Flexible auto-scaling is a significant advantage for Patchworks users - it means you don't pay for a predetermined capacity that might only be required during peak periods, such as Black Friday.
Our flexible, auto-scaling architecture gives peace of mind by allowing you to start on your preferred plan, with the ability to exceed soft limits as needed. If you require more resources, you can transition to a higher tier seamlessly, or manage overages with ease.
Auto-scaling adjusts computing resources dynamically, based on demand - ensuring efficient, cost-effective resource management that's always aligned with real-time demand. The auto-scaling process breaks down into four stages:
At Patchworks, every process flow shape has its own microservice and its own Kubernetes pod(s). The diagram below shows how this works:
Metrics for Kubernetes pods are scraped from Horizon using Prometheus. These metrics are queried by KEDA and - when the given threshold is reached - auto-scaling takes place. This process is shown below:
Prometheus JSON exporter scrapes Horizon metrics for each Core microservice count.
Prometheus scrapes metrics from the JSON exporter.
KEDA queries Prometheus, checking if any Core microservice has reached the process threshold (set to 8).
If the process threshold is reached, KEDA scales the Core microservice pod.
The Kubernetes cluster auto-scaler monitors pods and decides when a node needs to be added. A node is added if a pod needs to be scheduled and there aren't sufficient resources to fulfill the request. This process is shown below:
The Kubernetes scheduler reads the resource request for a pod and decides if there are enough resources on an existing node. If yes, the pod is assigned to the node. If no, the pod is set to a pending
state and cannot start.
The Kubernetes auto-scaler detects that a pod cannot schedule due to a lack of resources.

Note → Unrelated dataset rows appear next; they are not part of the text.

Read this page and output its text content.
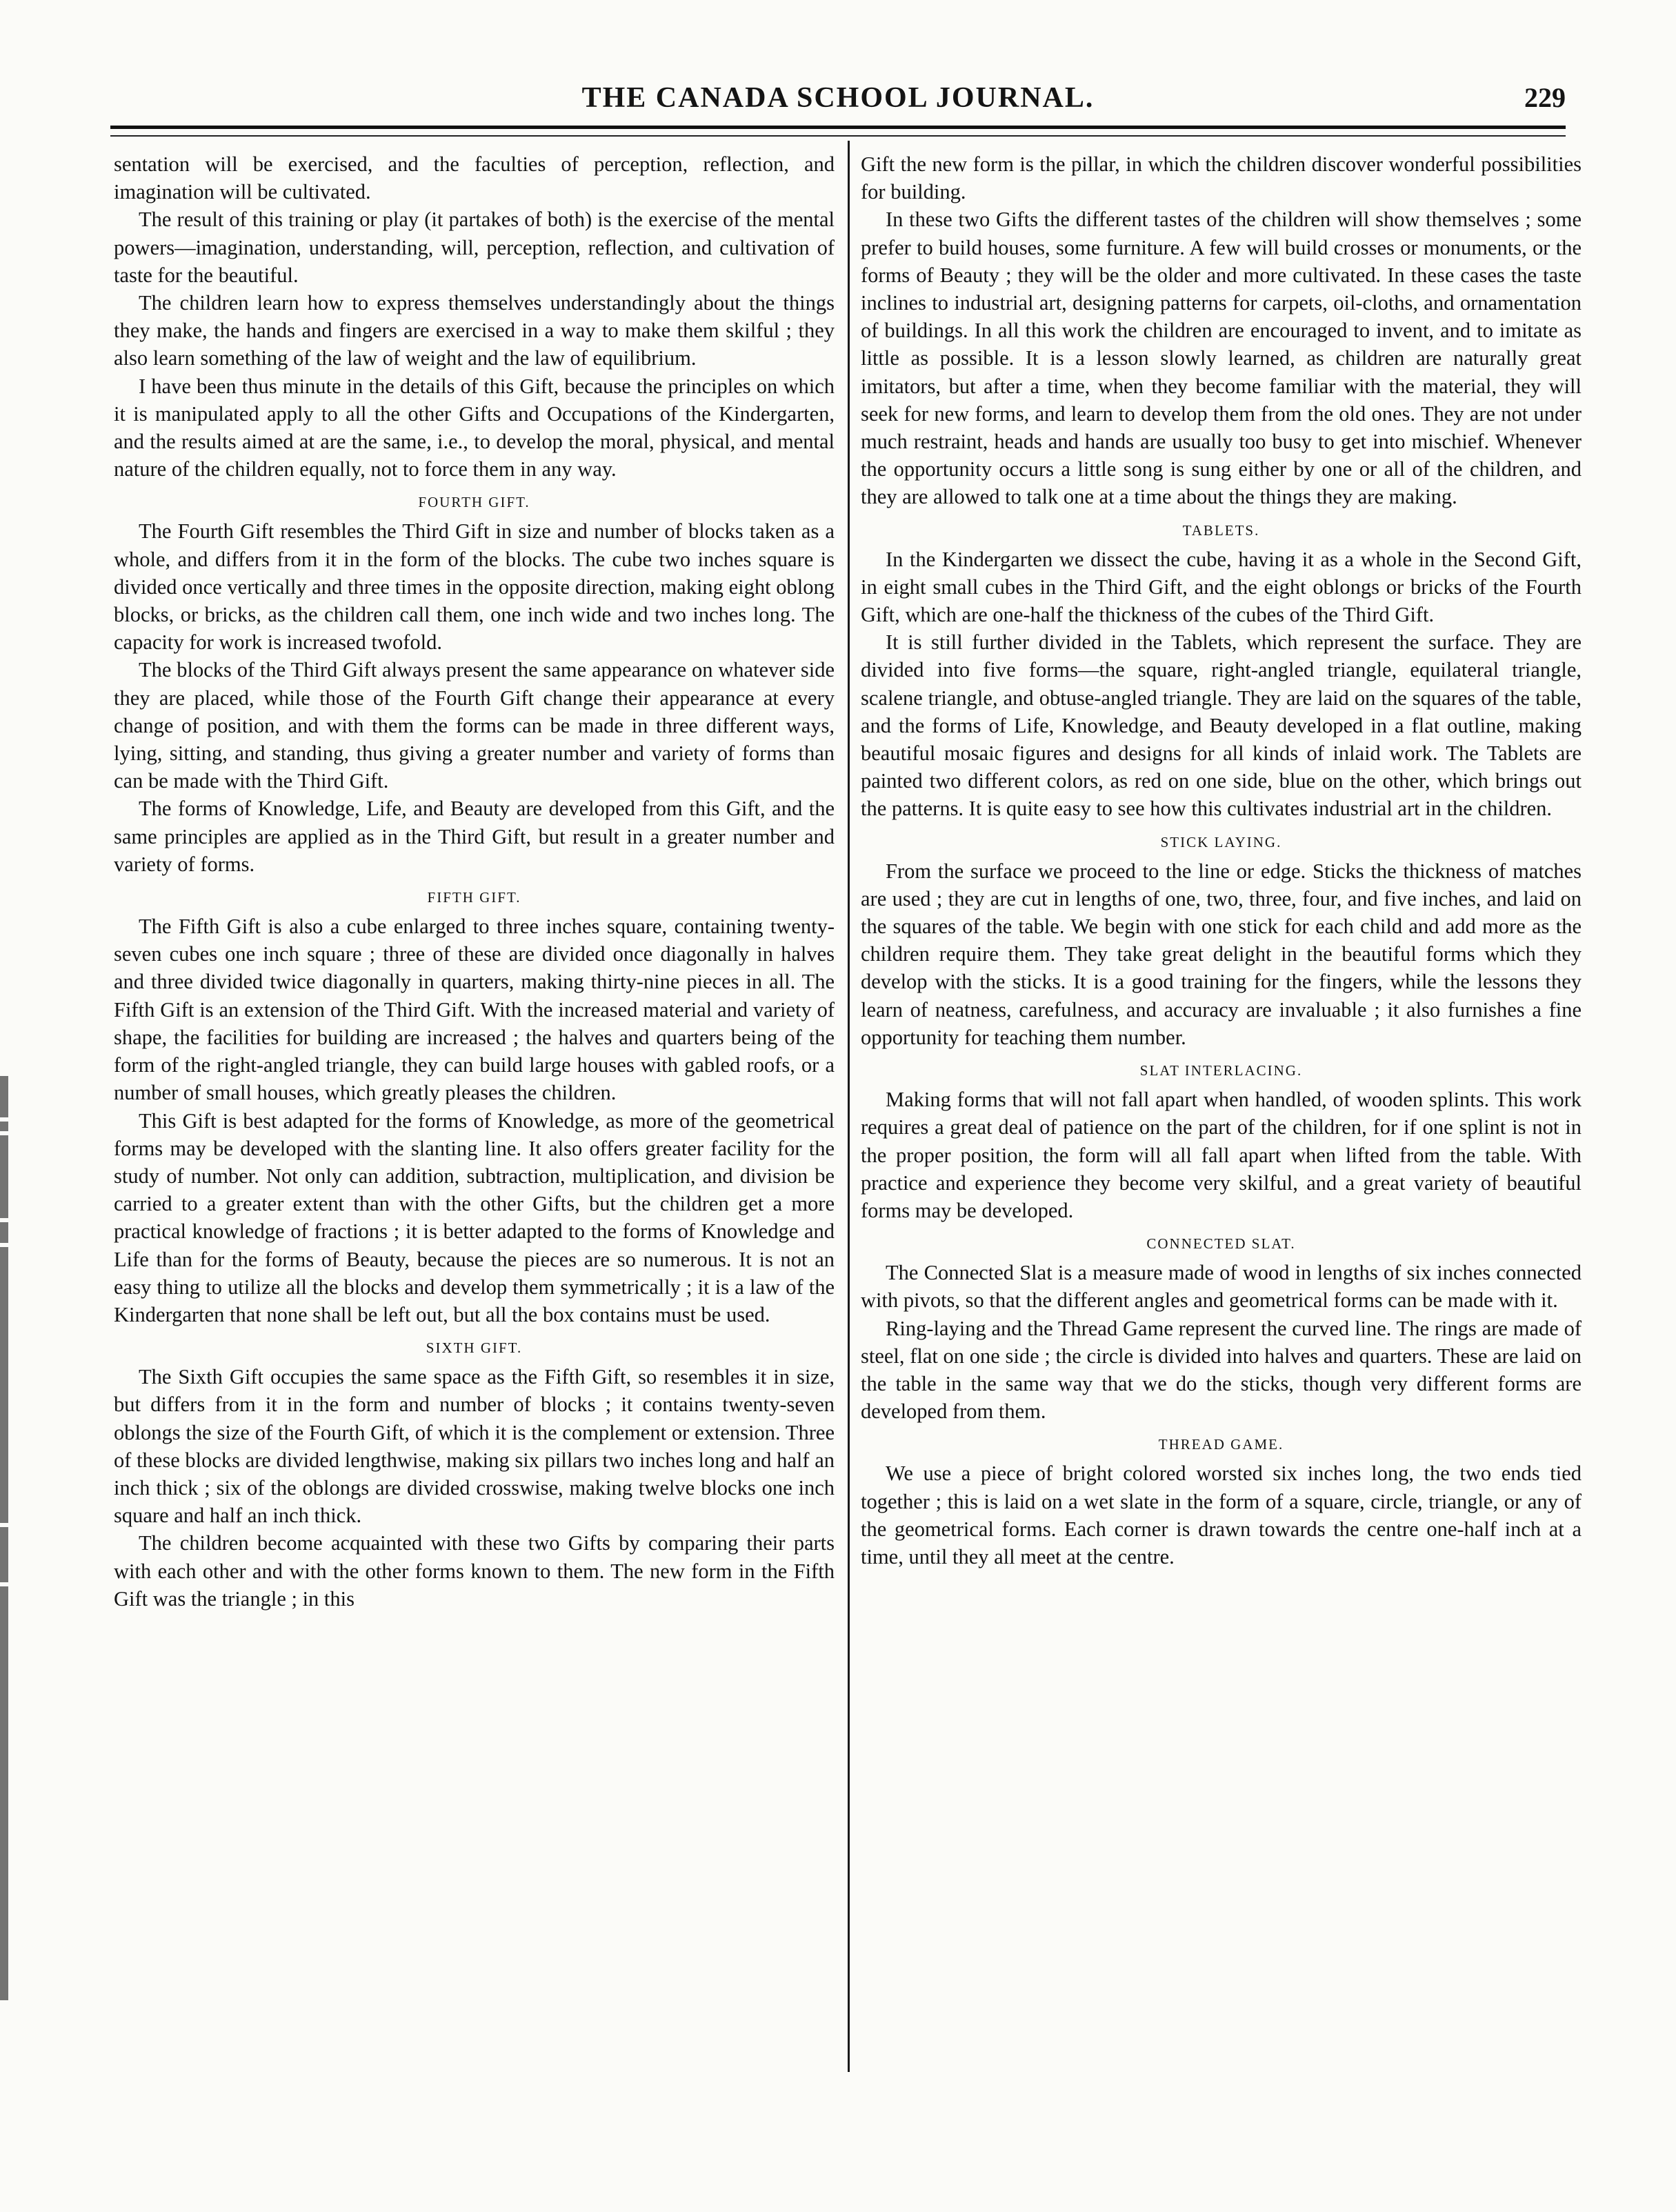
THE CANADA SCHOOL JOURNAL.	229

sentation will be exercised, and the faculties of perception, reflection, and imagination will be cultivated.

The result of this training or play (it partakes of both) is the exercise of the mental powers—imagination, understanding, will, perception, reflection, and cultivation of taste for the beautiful.

The children learn how to express themselves understandingly about the things they make, the hands and fingers are exercised in a way to make them skilful ; they also learn something of the law of weight and the law of equilibrium.

I have been thus minute in the details of this Gift, because the principles on which it is manipulated apply to all the other Gifts and Occupations of the Kindergarten, and the results aimed at are the same, i.e., to develop the moral, physical, and mental nature of the children equally, not to force them in any way.

FOURTH GIFT.

The Fourth Gift resembles the Third Gift in size and number of blocks taken as a whole, and differs from it in the form of the blocks. The cube two inches square is divided once vertically and three times in the opposite direction, making eight oblong blocks, or bricks, as the children call them, one inch wide and two inches long. The capacity for work is increased twofold.

The blocks of the Third Gift always present the same appearance on whatever side they are placed, while those of the Fourth Gift change their appearance at every change of position, and with them the forms can be made in three different ways, lying, sitting, and standing, thus giving a greater number and variety of forms than can be made with the Third Gift.

The forms of Knowledge, Life, and Beauty are developed from this Gift, and the same principles are applied as in the Third Gift, but result in a greater number and variety of forms.

FIFTH GIFT.

The Fifth Gift is also a cube enlarged to three inches square, containing twenty-seven cubes one inch square ; three of these are divided once diagonally in halves and three divided twice diagonally in quarters, making thirty-nine pieces in all. The Fifth Gift is an extension of the Third Gift. With the increased material and variety of shape, the facilities for building are increased ; the halves and quarters being of the form of the right-angled triangle, they can build large houses with gabled roofs, or a number of small houses, which greatly pleases the children.

This Gift is best adapted for the forms of Knowledge, as more of the geometrical forms may be developed with the slanting line. It also offers greater facility for the study of number. Not only can addition, subtraction, multiplication, and division be carried to a greater extent than with the other Gifts, but the children get a more practical knowledge of fractions ; it is better adapted to the forms of Knowledge and Life than for the forms of Beauty, because the pieces are so numerous. It is not an easy thing to utilize all the blocks and develop them symmetrically ; it is a law of the Kindergarten that none shall be left out, but all the box contains must be used.

SIXTH GIFT.

The Sixth Gift occupies the same space as the Fifth Gift, so resembles it in size, but differs from it in the form and number of blocks ; it contains twenty-seven oblongs the size of the Fourth Gift, of which it is the complement or extension. Three of these blocks are divided lengthwise, making six pillars two inches long and half an inch thick ; six of the oblongs are divided crosswise, making twelve blocks one inch square and half an inch thick.

The children become acquainted with these two Gifts by comparing their parts with each other and with the other forms known to them. The new form in the Fifth Gift was the triangle ; in this

Gift the new form is the pillar, in which the children discover wonderful possibilities for building.

In these two Gifts the different tastes of the children will show themselves ; some prefer to build houses, some furniture. A few will build crosses or monuments, or the forms of Beauty ; they will be the older and more cultivated. In these cases the taste inclines to industrial art, designing patterns for carpets, oil-cloths, and ornamentation of buildings. In all this work the children are encouraged to invent, and to imitate as little as possible. It is a lesson slowly learned, as children are naturally great imitators, but after a time, when they become familiar with the material, they will seek for new forms, and learn to develop them from the old ones. They are not under much restraint, heads and hands are usually too busy to get into mischief. Whenever the opportunity occurs a little song is sung either by one or all of the children, and they are allowed to talk one at a time about the things they are making.

TABLETS.

In the Kindergarten we dissect the cube, having it as a whole in the Second Gift, in eight small cubes in the Third Gift, and the eight oblongs or bricks of the Fourth Gift, which are one-half the thickness of the cubes of the Third Gift.

It is still further divided in the Tablets, which represent the surface. They are divided into five forms—the square, right-angled triangle, equilateral triangle, scalene triangle, and obtuse-angled triangle. They are laid on the squares of the table, and the forms of Life, Knowledge, and Beauty developed in a flat outline, making beautiful mosaic figures and designs for all kinds of inlaid work. The Tablets are painted two different colors, as red on one side, blue on the other, which brings out the patterns. It is quite easy to see how this cultivates industrial art in the children.

STICK LAYING.

From the surface we proceed to the line or edge. Sticks the thickness of matches are used ; they are cut in lengths of one, two, three, four, and five inches, and laid on the squares of the table. We begin with one stick for each child and add more as the children require them. They take great delight in the beautiful forms which they develop with the sticks. It is a good training for the fingers, while the lessons they learn of neatness, carefulness, and accuracy are invaluable ; it also furnishes a fine opportunity for teaching them number.

SLAT INTERLACING.

Making forms that will not fall apart when handled, of wooden splints. This work requires a great deal of patience on the part of the children, for if one splint is not in the proper position, the form will all fall apart when lifted from the table. With practice and experience they become very skilful, and a great variety of beautiful forms may be developed.

CONNECTED SLAT.

The Connected Slat is a measure made of wood in lengths of six inches connected with pivots, so that the different angles and geometrical forms can be made with it.

Ring-laying and the Thread Game represent the curved line. The rings are made of steel, flat on one side ; the circle is divided into halves and quarters. These are laid on the table in the same way that we do the sticks, though very different forms are developed from them.

THREAD GAME.

We use a piece of bright colored worsted six inches long, the two ends tied together ; this is laid on a wet slate in the form of a square, circle, triangle, or any of the geometrical forms. Each corner is drawn towards the centre one-half inch at a time, until they all meet at the centre.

The Kubernetes auto-scaler adds a new node to the cluster node pool - at which point, the Kubernetes scheduler detects the new node and schedules the pod on the new node.
The system continuously monitors traffic and resource usage (CPU, memory).
When usage exceeds predefined thresholds, the auto-scaler triggers.
Additional resources/pods are deployed to handle the increased load
When demand drops, resources are reduced to optimise costs.